Final answer:
To find the equation of the tangent line to the curve y = sin(x) * cos(x) at x = π/4, we need to find the derivative of the curve and evaluate it at x = π/4. The derivative of y with respect to x is given by dy/dx = cos^2(x) - sin^2(x). Evaluating this derivative at x = π/4 gives dy/dx = cos^2(π/4) - sin^2(π/4) = 1/2 - 1/2 = 0. Therefore, the slope of the tangent line is 0. Since the slope of the tangent line is 0, the equation of the tangent line is a horizontal line passing through the point (x, y), where x = π/4 and y = sin(π/4) * cos(π/4) = 1/2 * 1/2 = 1/4. Therefore, the equation of the tangent line is y = 1/4.
Step-by-step explanation:
To find the equation of the tangent line to the curve y = sin(x) * cos(x) at x = π/4, we need to find the derivative of the curve and evaluate it at x = π/4. The derivative of y with respect to x is given by dy/dx = cos^2(x) - sin^2(x).
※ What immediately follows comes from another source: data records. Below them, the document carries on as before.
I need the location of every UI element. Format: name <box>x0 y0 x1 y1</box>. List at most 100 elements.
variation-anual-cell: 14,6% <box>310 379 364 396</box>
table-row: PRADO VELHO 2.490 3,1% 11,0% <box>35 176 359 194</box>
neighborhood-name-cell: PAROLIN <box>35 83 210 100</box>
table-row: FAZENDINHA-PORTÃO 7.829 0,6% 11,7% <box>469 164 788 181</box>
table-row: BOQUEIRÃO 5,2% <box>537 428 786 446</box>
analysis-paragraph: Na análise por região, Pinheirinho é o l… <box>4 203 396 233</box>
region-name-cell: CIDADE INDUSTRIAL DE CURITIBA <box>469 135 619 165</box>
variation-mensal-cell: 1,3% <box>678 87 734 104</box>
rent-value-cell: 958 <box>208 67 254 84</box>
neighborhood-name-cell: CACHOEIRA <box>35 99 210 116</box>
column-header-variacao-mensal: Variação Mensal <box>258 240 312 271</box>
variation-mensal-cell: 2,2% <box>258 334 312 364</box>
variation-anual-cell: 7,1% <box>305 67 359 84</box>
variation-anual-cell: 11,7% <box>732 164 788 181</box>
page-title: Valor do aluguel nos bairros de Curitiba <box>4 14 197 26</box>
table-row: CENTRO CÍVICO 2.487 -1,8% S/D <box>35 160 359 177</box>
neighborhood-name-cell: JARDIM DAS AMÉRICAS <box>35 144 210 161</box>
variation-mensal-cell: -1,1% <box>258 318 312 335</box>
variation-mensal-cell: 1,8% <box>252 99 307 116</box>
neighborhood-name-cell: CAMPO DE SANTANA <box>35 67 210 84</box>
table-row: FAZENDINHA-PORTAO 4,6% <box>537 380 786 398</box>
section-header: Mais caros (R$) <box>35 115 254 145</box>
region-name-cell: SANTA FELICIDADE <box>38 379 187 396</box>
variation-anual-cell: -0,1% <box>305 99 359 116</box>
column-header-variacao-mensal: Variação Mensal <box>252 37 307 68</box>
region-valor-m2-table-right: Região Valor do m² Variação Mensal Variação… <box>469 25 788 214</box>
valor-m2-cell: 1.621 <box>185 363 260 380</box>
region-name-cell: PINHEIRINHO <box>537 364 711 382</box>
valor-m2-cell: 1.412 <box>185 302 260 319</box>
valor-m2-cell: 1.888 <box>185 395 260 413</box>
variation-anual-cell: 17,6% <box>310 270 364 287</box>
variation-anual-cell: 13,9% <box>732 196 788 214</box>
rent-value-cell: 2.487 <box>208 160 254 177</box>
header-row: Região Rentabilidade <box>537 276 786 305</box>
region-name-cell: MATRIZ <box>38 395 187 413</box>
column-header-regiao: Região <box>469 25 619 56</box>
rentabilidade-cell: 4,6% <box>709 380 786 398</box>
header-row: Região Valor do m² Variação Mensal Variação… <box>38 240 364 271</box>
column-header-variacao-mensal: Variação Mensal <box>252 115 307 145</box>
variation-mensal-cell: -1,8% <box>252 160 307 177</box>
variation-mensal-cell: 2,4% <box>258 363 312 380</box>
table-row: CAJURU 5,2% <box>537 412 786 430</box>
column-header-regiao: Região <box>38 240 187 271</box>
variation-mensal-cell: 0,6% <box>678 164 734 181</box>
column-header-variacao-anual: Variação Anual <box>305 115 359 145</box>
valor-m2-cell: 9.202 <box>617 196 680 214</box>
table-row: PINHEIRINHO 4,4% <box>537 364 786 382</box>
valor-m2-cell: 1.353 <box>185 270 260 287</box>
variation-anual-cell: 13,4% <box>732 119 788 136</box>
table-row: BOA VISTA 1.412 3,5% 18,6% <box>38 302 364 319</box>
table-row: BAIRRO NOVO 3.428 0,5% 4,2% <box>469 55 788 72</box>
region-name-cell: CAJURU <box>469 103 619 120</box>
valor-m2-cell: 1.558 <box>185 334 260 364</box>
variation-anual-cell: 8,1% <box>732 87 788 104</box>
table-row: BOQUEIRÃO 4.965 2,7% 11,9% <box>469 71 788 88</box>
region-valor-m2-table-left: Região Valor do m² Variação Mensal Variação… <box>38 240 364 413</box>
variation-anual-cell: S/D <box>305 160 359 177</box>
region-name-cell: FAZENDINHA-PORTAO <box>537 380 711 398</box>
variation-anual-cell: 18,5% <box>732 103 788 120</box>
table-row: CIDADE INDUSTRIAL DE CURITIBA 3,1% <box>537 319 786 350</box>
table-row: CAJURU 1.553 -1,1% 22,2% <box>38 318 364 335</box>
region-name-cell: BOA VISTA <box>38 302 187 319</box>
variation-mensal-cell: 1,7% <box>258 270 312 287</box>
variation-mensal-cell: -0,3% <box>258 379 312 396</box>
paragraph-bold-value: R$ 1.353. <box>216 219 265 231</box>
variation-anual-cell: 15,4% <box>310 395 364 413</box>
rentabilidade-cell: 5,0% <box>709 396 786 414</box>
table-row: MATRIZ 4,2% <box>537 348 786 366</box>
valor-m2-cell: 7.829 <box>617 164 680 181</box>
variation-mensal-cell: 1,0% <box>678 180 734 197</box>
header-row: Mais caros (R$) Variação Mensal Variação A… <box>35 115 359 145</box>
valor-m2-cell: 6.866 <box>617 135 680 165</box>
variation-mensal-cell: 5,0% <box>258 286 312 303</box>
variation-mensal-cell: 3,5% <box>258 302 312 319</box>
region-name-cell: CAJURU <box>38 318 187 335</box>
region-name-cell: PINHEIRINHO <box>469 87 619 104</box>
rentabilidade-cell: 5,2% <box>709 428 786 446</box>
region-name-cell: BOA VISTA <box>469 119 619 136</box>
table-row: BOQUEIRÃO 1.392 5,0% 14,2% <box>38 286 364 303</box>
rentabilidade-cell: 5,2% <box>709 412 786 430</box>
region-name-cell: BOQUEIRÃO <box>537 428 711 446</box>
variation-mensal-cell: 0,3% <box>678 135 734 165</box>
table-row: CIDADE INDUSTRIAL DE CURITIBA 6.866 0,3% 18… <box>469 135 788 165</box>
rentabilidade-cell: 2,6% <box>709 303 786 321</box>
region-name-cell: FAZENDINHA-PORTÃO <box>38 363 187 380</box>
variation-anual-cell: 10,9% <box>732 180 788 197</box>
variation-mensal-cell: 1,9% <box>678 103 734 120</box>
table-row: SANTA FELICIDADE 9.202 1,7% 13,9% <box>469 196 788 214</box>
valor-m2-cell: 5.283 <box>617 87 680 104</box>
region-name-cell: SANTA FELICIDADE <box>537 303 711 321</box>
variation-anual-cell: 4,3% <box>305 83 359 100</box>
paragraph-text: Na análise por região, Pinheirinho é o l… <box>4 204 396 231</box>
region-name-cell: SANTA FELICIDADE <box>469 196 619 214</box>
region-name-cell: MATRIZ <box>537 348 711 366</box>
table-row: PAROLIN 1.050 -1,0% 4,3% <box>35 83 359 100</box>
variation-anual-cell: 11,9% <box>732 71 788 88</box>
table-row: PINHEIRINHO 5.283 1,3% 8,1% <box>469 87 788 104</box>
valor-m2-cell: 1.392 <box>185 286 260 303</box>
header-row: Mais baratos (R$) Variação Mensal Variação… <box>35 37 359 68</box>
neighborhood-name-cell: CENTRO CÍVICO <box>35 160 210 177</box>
Evaluating this derivative at x = π/4 gives dy/dx = cos^2(π/4) - sin^2(π/4) = 1/2 - 1/2 = 0. Therefore, the slope of the tangent line is 0.
Since the slope of the tangent line is 0, the equation of the tangent line is a horizontal line passing through the point (x, y), where x = π/4 and y = sin(π/4) * cos(π/4) = 1/2 * 1/2 = 1/4. Therefore, the equation of the tangent line is y = 1/4.